- The paper introduces Robust Critical Fine-Tuning (RiFT) to enhance adversarial training while maintaining robustness, achieving a ~1.5% boost in generalization.
- It presents Module Robustness Criticality (MRC) to identify non-critical modules, enabling safe weight fine-tuning via linear interpolation.
- Experimental validation on ResNet and WideResNet architectures across CIFAR10, CIFAR100, and Tiny-ImageNet demonstrates RiFT’s practical efficacy.
Improving Generalization of Adversarial Training via Robust Critical Fine-Tuning
The paper presents a novel approach, Robustness Critical Fine-Tuning (RiFT), to improve the generalization of adversarially trained deep neural networks while maintaining adversarial robustness. Adversarial Training (AT) is a well-regarded method to increase model robustness against adversarial examples, yet it often detriments generalization abilities on in-distribution data. The authors propose leveraging redundant capacities in these models to mitigate this trade-off.
Core Contributions
- Module Robustness Criticality (MRC): The authors introduce MRC as a measure to determine each module's importance to model robustness. MRC evaluates the robustness loss increment under the worst-case weight perturbations, providing an insightful metric to identify non-critical modules that can be fine-tuned without significant robustness loss.
- Robust Critical Fine-Tuning (RiFT): Building on the MRC metric, RiFT involves fine-tuning the non-robust-critical module identified via MRC. The approach seeks to refine model weights to enhance generalization while protecting adversarial robustness, achieved through linear interpolation between the original adversarially trained weights and newly fine-tuned weights.
- Experimental Validation: RiFT's efficacy was demonstrated using ResNet18, ResNet34, and WideResNet34-10 architectures across CIFAR10, CIFAR100, and Tiny-ImageNet datasets. The results showcased an improvement in both generalization and out-of-distribution robustness by approximately 1.5%, with adversarial robustness maintained or slightly improved.
Detailed Analysis
The authors provide a thorough analysis of MRC's importance by showing that certain modules in a neural network contribute minimally to adversarial robustness. This observation opens avenues to fine-tune these modules to recover generalization capabilities lost during adversarial training. Moreover, the paper underscores that the redundant capacity for robustness is prominent in adversarially trained models, hinting at untapped potential for further performance enhancement.
This work also bridges the gap between theoretical insights and practical implementations by providing a comprehensive algorithm to calculate MRC and effectively apply RiFT. The strategy highlights that non-robust-critical modules can serve as flexibility points to improve learning without sacrificing security.
Implications and Future Directions
While RiFT demonstrates empirical success, it shifts the conventional perspective on adversarial training. The existence of non-robust-critical modules suggests current AT methods may underutilize the full capacity of DNNs. Therefore, future work should examine more efficient AT algorithms that leverage this redundancy for optimal balance between generalization and robustness.

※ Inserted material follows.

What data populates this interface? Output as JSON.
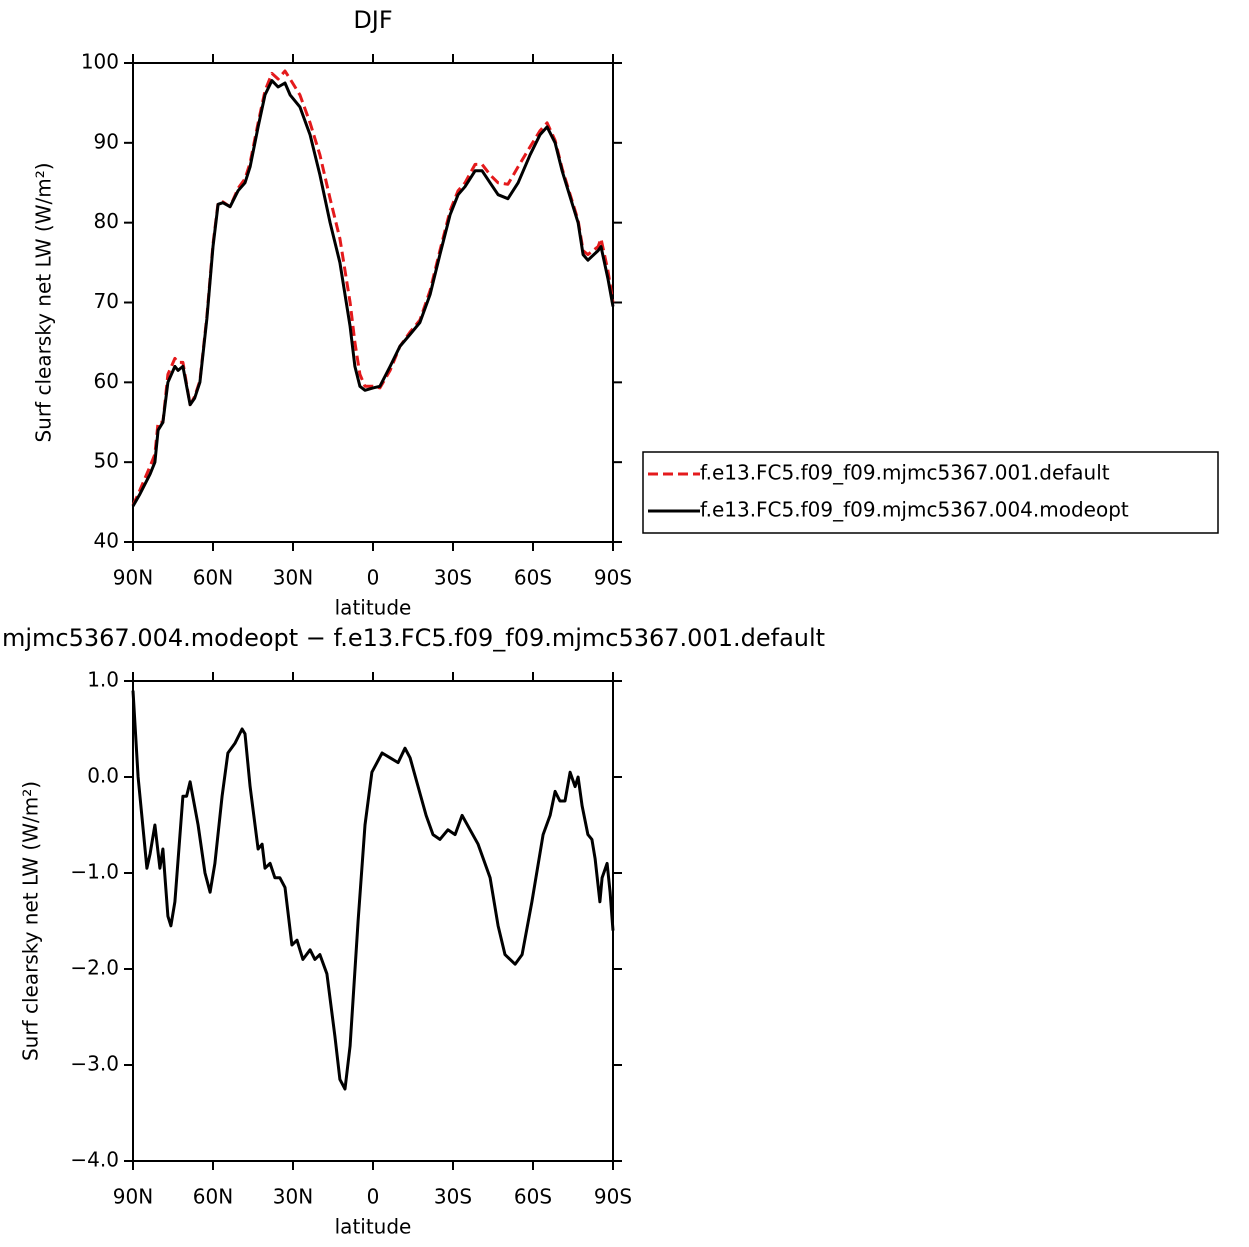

Moreover, as the results challenge preconceived notions regarding the dichotomy between robust and generalizable features, the theoretical foundation of these findings warrants deeper exploration. This could lead to innovative architectures or training regimes that inherently balance these often opposing objectives.
Conclusion
This paper presents a compelling case for enhancing generalization in adversarially trained models by capitalizing on their redundant capacities. The introduction of MRC and the application of RiFT mark a substantive step forward in the field, encouraging more nuanced approaches to neural network fine-tuning that preserve robustness while recovering generalization deficits. The findings promise to influence both theoretical perspectives and practical approaches in the discipline, making RiFT a valuable contribution to ongoing research in adversarial machine learning.